Athletes from different sports are represented in the exhibition.

“All of this is possible because of the artifacts we were able to display. They are all on loan to us from the families, organizations and individuals who helped bring this exhibit to life,” said Jack Schwartz, a museum curator.

The mascots of five schools are represented, Hanford West Husky, Cororan Panther and Sierra Pacific Golden Bear, Lemoore Tiger and Hanford Bullpup.

The Kings County Athletic Show.

The exhibition is front and center when visitors enter the museum.

Water polo, baseball, softball and pole vault are among the sports each represented by a notable athlete or team.

With over 40 volunteers helping collect artifacts and research, Schwartz says the exhibit was built with the goal of inspiring the community.

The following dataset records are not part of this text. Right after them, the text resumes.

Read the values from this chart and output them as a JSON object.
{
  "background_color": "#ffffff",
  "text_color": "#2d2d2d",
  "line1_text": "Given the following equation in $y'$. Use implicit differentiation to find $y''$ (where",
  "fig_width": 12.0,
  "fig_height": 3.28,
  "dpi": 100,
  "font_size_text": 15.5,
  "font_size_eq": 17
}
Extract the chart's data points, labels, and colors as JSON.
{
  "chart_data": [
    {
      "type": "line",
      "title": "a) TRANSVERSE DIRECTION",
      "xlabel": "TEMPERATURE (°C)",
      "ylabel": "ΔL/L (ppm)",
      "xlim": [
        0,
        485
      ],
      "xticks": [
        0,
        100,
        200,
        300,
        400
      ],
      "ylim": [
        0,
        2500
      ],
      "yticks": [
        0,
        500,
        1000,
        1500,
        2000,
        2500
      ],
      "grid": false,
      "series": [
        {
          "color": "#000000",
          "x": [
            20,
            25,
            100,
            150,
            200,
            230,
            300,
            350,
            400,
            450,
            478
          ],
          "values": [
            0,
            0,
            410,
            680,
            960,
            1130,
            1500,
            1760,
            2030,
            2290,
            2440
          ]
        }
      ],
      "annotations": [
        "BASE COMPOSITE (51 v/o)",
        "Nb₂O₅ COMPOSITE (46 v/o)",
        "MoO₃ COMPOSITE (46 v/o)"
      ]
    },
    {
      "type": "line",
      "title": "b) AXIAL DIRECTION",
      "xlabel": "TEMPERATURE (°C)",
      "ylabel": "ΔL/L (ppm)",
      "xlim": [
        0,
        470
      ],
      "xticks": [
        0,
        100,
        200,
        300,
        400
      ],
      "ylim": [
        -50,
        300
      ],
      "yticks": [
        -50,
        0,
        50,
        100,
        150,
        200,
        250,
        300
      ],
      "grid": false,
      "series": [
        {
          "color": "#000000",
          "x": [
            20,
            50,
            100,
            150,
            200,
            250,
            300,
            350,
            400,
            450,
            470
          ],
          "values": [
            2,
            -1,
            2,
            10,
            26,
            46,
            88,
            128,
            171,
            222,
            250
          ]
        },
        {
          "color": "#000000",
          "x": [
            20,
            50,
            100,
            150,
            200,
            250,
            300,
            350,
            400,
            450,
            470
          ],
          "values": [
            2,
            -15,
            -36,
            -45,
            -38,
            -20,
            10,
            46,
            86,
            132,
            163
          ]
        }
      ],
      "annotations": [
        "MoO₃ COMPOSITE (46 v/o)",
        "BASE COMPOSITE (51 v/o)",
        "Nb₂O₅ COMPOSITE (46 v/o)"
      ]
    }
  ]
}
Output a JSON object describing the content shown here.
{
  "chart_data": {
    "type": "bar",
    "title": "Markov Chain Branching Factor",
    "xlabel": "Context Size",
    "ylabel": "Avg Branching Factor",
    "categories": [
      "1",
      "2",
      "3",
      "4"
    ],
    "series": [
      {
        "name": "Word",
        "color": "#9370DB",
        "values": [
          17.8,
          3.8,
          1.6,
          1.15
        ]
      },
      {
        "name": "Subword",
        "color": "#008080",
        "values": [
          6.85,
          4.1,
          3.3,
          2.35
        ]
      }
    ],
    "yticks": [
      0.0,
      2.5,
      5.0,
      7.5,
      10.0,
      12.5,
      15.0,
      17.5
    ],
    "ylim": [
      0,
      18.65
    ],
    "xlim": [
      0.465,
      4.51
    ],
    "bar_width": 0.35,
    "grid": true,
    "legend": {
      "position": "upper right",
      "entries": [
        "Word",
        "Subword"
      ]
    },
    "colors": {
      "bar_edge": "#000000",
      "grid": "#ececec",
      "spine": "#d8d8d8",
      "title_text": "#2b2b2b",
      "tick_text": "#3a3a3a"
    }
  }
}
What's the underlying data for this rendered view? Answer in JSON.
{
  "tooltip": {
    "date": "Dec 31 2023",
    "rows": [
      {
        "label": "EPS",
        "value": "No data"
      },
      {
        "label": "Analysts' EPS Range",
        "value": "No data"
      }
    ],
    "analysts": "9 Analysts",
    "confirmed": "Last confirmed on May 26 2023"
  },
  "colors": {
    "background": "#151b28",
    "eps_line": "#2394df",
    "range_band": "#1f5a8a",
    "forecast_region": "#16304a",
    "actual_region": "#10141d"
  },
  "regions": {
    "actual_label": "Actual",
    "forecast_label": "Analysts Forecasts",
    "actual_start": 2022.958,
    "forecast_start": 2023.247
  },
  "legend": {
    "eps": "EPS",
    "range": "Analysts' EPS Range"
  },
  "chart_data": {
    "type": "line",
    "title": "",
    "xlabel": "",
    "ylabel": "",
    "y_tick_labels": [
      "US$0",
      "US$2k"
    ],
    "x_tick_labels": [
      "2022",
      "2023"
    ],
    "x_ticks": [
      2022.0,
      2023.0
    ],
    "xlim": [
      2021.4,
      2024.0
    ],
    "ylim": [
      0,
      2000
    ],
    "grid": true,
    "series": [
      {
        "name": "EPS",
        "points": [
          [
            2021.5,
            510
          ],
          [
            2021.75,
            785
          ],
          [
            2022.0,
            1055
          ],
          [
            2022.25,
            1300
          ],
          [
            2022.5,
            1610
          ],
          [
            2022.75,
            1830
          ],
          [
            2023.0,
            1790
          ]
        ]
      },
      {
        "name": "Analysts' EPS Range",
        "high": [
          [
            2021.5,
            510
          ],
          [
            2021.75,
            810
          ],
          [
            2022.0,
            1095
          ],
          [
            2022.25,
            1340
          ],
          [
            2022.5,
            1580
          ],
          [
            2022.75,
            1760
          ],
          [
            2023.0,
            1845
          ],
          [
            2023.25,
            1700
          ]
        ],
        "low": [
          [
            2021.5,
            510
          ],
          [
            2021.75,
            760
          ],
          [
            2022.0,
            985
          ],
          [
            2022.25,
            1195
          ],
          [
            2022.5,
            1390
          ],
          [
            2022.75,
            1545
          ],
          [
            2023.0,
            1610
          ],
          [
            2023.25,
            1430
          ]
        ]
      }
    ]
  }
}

“It’s really a nationwide exhibition where every single community is represented,” Schwartz said.

The Carnegie reopened its doors on June 15, 2021 under new management, with a focus on themed exhibits that run for several months to highlight all aspects of Kings County, museum officials said.

The sports exhibition is open from 10 June to 18 September on Fridays, Saturdays and Sundays from 1 p.m. to 5 p.m

“A Salute to Kings County Athletes” will be expanded over the summer, according to Schwartz.

“I really enjoyed putting this wonderful exhibition together with my co-curator, Helen Jbely, who helped make this exhibition beautiful as it is. We’re very lucky to have her,” Schwartz said.

Jbely has an educational and professional background in museum curating, Schwartz explained.

“Everyone here at Carnegie is a volunteer, nobody gets paid. Just people who are interested in the history of the district and have a variety of knowledge bases,” Schwartz continued. “We have a board and several committees that make up about 20 people and have about 40 dedicated volunteers at any given time, and we attract more with each exhibition.”

Schwartz expressed his hope that with each exhibit, the people of Kings County will be inspired and look back on the history of the place they call home.